Furthermore, these chatbots carry bias — even politically. Trained on an internet dataset, there are plenty of unreliable sources with inadequate citations or even none at all. With odd biases and opinions flowing through, we’re easily susceptible to these misguided information traps. Take for example a study on the safety of the Ford F-150. You’re not necessarily going to want to wholeheartedly believe in the test results performed by Ford Motors. Or a study on the ergonomic benefits of lawn chairs done by a lawn chair company — the study isn’t necessarily “bad,” but all the results should be taken with a grain of salt. We worry that AI’s cumulative and unknown bias could lead students to do further research into factually incorrect results to enforce a point they’re trying to make.  

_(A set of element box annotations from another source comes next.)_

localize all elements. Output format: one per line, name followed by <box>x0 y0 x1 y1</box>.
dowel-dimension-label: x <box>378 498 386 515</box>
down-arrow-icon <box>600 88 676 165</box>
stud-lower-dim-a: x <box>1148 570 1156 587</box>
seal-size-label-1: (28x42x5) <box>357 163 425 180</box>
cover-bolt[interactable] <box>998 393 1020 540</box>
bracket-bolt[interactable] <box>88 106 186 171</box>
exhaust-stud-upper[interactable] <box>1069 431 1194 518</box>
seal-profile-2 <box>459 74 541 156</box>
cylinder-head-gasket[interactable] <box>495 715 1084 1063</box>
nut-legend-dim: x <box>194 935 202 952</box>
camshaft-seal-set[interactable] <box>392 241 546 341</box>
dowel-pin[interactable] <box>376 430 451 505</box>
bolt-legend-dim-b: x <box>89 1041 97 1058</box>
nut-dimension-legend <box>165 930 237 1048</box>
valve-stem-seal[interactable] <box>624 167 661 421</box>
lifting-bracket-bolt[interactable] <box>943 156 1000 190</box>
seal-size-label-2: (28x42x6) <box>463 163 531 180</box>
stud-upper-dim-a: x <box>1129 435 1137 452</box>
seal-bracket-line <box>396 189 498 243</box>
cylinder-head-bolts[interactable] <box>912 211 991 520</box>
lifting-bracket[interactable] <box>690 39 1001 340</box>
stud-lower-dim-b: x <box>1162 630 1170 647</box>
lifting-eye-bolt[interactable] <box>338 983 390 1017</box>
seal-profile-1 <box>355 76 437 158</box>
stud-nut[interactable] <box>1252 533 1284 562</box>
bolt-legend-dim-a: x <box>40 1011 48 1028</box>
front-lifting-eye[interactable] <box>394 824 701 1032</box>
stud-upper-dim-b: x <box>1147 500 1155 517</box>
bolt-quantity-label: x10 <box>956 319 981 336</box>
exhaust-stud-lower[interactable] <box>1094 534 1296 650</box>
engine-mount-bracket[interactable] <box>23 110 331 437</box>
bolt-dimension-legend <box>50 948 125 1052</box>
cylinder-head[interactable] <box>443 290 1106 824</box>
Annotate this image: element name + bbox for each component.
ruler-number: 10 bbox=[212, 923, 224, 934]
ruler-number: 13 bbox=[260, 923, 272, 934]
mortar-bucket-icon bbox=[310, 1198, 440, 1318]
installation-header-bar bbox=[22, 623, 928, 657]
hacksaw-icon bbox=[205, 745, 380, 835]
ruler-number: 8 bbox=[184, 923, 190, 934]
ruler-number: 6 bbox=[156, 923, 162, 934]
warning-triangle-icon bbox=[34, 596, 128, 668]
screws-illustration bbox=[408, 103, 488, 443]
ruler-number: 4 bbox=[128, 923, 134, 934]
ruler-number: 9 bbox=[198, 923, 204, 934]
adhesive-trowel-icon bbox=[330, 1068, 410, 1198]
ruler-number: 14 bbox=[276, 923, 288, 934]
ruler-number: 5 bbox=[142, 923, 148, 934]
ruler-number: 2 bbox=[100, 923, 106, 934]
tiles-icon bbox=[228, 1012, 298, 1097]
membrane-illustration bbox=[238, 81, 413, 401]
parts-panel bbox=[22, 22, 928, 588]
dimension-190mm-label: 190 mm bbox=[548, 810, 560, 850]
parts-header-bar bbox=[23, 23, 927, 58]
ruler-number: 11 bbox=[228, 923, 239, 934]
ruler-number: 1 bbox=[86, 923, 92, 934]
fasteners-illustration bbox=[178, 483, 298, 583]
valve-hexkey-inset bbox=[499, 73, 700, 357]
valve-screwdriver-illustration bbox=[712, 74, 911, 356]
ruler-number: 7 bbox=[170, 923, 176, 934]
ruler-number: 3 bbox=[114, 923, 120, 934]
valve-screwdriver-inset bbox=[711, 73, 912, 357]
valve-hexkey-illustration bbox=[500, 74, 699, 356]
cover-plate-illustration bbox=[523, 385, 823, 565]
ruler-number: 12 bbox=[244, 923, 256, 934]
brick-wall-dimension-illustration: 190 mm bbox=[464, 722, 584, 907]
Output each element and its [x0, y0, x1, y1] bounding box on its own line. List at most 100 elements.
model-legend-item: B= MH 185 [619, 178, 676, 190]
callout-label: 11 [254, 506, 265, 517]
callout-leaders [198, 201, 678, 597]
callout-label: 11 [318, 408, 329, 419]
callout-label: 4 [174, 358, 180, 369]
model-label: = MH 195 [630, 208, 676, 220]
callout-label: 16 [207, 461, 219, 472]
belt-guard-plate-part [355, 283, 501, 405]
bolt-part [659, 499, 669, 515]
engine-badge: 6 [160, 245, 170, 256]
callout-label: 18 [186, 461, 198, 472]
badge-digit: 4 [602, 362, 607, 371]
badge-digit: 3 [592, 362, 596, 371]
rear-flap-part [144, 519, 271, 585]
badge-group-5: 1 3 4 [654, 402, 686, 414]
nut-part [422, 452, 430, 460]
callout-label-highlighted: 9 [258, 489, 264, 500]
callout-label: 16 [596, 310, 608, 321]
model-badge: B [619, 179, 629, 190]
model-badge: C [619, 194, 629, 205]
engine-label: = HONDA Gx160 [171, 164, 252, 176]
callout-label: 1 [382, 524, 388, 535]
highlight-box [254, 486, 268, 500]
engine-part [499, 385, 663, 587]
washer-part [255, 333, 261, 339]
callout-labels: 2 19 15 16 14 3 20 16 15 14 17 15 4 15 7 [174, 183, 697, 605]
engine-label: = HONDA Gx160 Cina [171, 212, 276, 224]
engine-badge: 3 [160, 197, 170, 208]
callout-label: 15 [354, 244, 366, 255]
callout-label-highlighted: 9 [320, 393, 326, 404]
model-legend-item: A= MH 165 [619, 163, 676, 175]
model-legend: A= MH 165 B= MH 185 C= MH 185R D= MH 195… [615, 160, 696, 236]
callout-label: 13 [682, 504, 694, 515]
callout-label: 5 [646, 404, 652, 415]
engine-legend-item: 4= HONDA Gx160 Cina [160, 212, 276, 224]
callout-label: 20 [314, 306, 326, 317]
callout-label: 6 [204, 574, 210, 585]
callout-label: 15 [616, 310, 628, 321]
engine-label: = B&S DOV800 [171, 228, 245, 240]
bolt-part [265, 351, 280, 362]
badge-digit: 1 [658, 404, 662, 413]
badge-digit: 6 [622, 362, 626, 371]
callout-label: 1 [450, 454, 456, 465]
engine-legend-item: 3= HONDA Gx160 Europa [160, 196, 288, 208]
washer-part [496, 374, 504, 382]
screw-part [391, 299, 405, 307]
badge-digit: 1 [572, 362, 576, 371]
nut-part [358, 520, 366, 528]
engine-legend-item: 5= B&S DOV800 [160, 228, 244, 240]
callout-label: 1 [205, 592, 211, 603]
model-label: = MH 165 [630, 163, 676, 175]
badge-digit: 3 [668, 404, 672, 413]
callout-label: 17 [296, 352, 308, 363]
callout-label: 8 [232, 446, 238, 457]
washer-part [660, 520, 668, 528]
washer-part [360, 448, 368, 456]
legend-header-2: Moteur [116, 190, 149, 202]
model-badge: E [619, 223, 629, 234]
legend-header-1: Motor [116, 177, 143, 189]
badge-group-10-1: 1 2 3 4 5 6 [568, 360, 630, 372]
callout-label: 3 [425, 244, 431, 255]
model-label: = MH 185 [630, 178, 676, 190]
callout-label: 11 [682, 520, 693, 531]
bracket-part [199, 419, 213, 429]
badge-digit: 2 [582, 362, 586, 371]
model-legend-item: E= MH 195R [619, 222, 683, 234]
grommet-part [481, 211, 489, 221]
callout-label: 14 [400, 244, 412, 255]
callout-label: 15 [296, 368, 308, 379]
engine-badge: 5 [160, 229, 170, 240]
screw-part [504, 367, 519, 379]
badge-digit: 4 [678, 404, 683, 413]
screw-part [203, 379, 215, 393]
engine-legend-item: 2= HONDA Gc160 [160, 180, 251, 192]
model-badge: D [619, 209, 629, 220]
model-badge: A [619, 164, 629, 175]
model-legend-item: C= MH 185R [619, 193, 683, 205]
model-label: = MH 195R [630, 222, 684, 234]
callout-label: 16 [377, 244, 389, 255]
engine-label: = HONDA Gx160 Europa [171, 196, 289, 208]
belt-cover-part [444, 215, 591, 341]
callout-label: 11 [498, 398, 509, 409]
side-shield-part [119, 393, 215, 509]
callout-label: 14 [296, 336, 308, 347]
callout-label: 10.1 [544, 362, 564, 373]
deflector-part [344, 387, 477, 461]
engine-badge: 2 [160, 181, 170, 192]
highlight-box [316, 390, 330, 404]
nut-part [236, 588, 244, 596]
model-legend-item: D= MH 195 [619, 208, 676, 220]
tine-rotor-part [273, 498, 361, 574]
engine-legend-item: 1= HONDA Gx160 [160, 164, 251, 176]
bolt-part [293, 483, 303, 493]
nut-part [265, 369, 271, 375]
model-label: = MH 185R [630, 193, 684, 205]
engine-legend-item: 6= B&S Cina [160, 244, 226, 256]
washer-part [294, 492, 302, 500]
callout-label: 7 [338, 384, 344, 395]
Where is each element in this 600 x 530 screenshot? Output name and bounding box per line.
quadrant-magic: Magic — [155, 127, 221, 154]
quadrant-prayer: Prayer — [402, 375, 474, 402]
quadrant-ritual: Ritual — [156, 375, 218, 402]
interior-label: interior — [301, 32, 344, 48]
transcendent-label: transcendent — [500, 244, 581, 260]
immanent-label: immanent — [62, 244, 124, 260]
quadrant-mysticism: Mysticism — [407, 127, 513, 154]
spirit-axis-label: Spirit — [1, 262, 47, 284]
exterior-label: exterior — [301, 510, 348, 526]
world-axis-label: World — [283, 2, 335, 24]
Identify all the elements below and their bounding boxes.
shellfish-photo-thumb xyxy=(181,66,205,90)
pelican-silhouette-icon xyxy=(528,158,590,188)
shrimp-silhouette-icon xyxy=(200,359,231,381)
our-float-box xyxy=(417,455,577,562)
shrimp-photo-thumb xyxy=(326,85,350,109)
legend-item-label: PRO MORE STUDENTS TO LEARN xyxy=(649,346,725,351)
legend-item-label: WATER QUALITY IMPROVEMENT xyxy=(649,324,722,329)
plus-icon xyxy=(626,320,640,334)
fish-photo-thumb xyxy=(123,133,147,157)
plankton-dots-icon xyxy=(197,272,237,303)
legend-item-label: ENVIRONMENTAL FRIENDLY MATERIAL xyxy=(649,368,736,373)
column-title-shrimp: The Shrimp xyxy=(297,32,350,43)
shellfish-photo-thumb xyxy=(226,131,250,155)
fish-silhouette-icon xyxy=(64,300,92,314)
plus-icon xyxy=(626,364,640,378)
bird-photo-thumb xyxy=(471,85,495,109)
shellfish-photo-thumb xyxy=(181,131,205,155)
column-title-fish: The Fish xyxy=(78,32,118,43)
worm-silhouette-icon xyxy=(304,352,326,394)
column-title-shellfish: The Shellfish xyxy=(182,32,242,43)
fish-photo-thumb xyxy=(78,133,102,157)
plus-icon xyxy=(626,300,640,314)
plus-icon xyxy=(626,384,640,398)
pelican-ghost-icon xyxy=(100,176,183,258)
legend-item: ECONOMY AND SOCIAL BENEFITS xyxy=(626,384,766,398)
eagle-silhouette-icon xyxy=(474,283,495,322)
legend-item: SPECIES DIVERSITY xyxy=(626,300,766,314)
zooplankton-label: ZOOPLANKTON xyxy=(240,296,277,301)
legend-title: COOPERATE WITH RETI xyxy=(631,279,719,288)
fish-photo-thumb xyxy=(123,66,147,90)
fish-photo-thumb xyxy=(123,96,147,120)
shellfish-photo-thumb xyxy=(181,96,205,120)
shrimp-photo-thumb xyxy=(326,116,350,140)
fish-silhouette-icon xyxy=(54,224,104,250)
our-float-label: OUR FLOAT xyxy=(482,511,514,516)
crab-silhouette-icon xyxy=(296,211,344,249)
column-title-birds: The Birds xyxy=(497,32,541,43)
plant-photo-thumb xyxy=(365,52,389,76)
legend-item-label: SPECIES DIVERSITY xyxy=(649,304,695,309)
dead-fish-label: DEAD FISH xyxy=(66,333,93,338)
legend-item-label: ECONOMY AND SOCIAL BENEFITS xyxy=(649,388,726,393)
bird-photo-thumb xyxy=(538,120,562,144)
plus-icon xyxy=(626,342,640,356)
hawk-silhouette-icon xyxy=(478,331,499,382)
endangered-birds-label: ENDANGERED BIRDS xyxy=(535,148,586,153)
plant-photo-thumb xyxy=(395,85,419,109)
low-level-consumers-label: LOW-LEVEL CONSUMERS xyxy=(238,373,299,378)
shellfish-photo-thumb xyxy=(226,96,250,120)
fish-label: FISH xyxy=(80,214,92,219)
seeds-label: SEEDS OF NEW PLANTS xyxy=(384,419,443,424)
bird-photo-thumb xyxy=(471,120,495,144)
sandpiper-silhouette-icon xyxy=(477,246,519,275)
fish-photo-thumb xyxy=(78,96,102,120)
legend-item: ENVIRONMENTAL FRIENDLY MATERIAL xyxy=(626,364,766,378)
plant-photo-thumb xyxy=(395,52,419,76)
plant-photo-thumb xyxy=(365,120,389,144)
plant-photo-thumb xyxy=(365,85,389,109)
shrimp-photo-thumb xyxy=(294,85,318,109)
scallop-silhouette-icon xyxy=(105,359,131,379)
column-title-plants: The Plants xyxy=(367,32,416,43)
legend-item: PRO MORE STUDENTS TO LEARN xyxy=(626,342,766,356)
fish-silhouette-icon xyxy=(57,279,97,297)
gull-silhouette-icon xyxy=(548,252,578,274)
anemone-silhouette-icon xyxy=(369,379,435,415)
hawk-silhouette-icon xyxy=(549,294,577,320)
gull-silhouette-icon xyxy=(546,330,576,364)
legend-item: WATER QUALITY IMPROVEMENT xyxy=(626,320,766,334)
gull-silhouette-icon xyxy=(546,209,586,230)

If you read this far in this editorial you might be saying to yourself, “these editors are confused. What are they even trying to say?” And that would be correct. With the complete lack of precedent (legal and ethical) available on chatbots, we find ourselves in a space of not fully understanding AI’s positives and implications. Editorials are based on the opinion of the editors, at large. It is pretty difficult to establish a narrative due to the lack of information and studies — we are pretty much in the dark. A darkness that is compounded by an extremely large amount of gray area on what is OK and not OK. Nevertheless, in all of this, we would like to finish with a final thought. As Elbert Hubbard once said in 1911,

One machine can do the work of fifty ordinary men. No machine can do the work of one extraordinary man.”

Who are you going to be and how will you use AI?